Face Graft Scaffold Production in a Rat Model.

BACKGROUND: As a route toward face bioengineering, the authors previously reported the production of a complete scaffold by perfusion-decellularization of a porcine ear subunit graft and partial recellularization. To extend the scaffold to the whole face and to down-scale it, they applied their findings to a rodent hemifacial graft model.

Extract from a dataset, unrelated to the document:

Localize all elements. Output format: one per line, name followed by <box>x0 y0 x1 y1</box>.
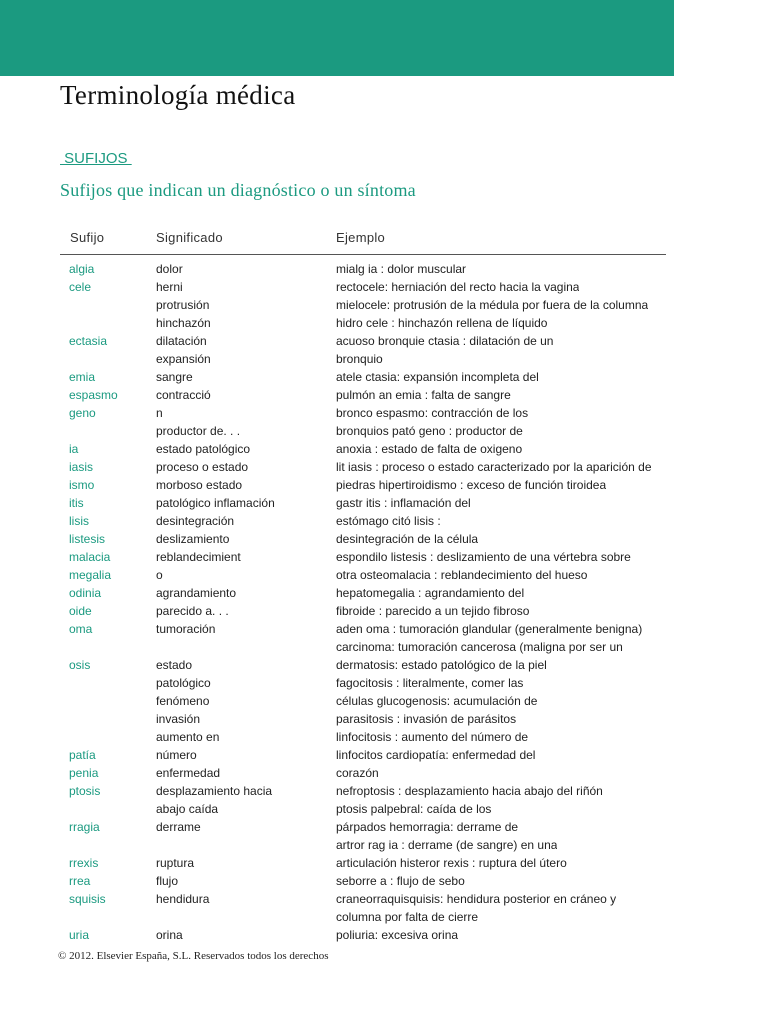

METHODS: After the animals were killed, seven full-thickness rat hemiface grafts were harvested with the common carotid artery and the external jugular vein as a pedicle, and cannulated. Grafts were decellularized by a detergent-based protocol: either by perfusion through the common carotid artery, or by mechanical agitation. After decellularization, samples were analyzed for DNA quantification and histology by hematoxylin and eosin, Masson trichrome, Sirius red, or Safranin O staining. Vascular tree patency was assessed by microangiographic computed tomography after contrast injection. Cell-friendly extracellular matrix was assessed by seeding of human adipose-derived stem cells and vital staining after 7 days of culture.

RESULTS: Decellularization was effective in both groups, with a cell clearance at all levels, with the exception of cartilage areas in the agitation-treated groups. Microscopic assessment found a well-preserved extracellular matrix in both groups. Vascular contrast was found in all regions of the scaffolds. After the animals were killed, seeded cells were found viable and well distributed on all scaffolds.

CONCLUSIONS: The authors successfully decellularized face grafts in a rodent model, with a preserved vascular tree. Perfusion-decellularization led to better and faster results compared with mechanical agitation but is not mandatory in this model. The rat face is an interesting scaffold model for further recellularization studies, in the final goal of human face bioengineering.